E, de fato, durante a reunião do Comitê Central do Partido Bolchevique, realizada em 23 de fevereiro de 1918, Stálin uniu-se a Lênin na resistência decidida aos ataques políticos dos trotskistas e dos autodenominados “comunistas de esquerda”. Com clareza lapidar, Stálin proclamou: “Ou uma pausa, ou a derrocada da revolução.” E prosseguiu, elucidando o conteúdo estratégico da questão: “A questão se resume ao seguinte — ou nossa revolução é derrotada e a revolução na Europa é acorrentada, ou asseguramos uma pausa e consolidamos nossa posição”.

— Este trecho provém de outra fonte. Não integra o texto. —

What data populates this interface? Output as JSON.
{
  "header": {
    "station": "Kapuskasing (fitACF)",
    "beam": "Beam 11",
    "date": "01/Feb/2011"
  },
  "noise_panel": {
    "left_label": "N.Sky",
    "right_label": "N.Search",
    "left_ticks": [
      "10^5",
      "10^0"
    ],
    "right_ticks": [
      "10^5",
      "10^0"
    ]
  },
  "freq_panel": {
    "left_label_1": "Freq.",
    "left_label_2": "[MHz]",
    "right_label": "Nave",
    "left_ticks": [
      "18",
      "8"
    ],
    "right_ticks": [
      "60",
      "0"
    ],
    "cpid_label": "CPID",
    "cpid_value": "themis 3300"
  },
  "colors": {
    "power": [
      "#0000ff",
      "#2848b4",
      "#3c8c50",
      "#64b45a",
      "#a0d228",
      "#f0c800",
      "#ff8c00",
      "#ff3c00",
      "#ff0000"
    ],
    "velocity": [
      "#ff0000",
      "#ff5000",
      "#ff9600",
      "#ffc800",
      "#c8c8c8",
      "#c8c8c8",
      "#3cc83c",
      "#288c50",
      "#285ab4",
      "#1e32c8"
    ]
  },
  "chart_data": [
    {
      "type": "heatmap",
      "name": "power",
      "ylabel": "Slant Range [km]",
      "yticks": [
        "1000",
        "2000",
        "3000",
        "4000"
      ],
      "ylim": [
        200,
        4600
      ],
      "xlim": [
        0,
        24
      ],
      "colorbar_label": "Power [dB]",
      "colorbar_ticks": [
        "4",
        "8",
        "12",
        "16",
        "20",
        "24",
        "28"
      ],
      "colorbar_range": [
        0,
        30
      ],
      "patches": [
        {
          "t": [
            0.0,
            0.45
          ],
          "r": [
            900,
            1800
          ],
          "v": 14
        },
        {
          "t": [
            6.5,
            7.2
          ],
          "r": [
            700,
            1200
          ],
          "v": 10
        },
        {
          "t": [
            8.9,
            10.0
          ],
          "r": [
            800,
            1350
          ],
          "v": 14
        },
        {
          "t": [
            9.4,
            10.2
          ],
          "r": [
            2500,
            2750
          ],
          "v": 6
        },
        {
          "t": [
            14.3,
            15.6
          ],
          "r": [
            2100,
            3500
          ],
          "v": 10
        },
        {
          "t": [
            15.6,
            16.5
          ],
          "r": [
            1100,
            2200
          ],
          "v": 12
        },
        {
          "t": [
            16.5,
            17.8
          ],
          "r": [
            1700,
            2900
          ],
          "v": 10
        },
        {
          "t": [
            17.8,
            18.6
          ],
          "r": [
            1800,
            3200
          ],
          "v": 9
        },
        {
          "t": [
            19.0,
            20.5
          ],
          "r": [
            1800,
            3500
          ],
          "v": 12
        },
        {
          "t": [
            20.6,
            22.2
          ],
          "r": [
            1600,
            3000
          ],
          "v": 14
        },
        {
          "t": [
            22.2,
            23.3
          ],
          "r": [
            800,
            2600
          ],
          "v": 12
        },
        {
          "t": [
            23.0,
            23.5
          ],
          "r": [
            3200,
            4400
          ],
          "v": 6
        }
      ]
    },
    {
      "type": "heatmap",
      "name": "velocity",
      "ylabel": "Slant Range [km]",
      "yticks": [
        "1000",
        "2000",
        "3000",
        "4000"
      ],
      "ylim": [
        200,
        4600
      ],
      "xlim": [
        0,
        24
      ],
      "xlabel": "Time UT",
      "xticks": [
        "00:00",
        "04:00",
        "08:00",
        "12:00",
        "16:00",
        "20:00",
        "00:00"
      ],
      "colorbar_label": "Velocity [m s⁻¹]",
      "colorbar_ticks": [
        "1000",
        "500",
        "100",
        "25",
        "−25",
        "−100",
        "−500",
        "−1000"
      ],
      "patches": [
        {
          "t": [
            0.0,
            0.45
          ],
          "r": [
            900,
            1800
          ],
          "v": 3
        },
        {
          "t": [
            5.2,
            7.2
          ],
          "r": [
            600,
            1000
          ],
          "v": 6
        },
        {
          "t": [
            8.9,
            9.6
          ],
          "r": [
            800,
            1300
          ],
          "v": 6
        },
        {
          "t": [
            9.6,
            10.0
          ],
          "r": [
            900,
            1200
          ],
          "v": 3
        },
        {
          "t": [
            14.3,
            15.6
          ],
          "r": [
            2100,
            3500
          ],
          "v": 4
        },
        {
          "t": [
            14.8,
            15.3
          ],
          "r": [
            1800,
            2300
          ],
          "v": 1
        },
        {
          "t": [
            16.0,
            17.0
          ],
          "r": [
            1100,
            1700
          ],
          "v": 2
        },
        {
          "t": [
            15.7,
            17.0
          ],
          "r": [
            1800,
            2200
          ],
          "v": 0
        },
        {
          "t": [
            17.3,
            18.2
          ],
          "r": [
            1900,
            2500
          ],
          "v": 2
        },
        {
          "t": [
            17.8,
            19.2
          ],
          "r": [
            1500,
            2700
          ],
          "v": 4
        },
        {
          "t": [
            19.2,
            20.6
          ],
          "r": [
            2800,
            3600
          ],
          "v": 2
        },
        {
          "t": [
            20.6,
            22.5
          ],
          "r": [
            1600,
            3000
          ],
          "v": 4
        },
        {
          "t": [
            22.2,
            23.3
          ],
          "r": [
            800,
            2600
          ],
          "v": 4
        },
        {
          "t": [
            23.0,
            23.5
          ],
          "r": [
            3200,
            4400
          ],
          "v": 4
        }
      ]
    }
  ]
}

Foi unicamente graças à firmeza política, à determinação revolucionária e à coerência teórica de Lênin, Stálin, Sverdlov e dos bolcheviques verdadeiramente leais à linha do Partido que os “comunistas de esquerda” foram derrotados. A maioria do Comitê Central, assim como o Partido em seu conjunto, compreendeu o alcance histórico do dilema colocado e posicionou-se com lucidez ao lado de Lênin e Stálin, mesmo diante dos draconianos termos impostos pelo tratado de paz. No dia seguinte à assinatura da Paz de Brest-Litovsk, Lênin publicou um artigo emblemático, intitulado “Uma Paz Dolorosa”, no qual afirmou com a força de quem entende o compasso da história:
A história avança agora com uma velocidade ainda mais vertiginosa; os acontecimentos precipitam-se em torrente, e as tragédias que se abatem sobre povos inteiros — esmagados ou em vias de serem esmagados pelo monstruoso mecanismo da guerra imperialista — assumem proporções cada vez mais devastadoras e inomináveis. Assistimos à crescente interpenetração entre as tendências e movimentos do imperialismo — com sua fome insaciável de dominação e pilhagem — e as aspirações dos povos à libertação nacional, com a trágica diferença de que, enquanto os primeiros se mostram incomensuravelmente fortalecidos, os segundos, no estágio atual, aparecem gravemente debilitados, dispersos e comprimidos pelas engrenagens do capital mundial.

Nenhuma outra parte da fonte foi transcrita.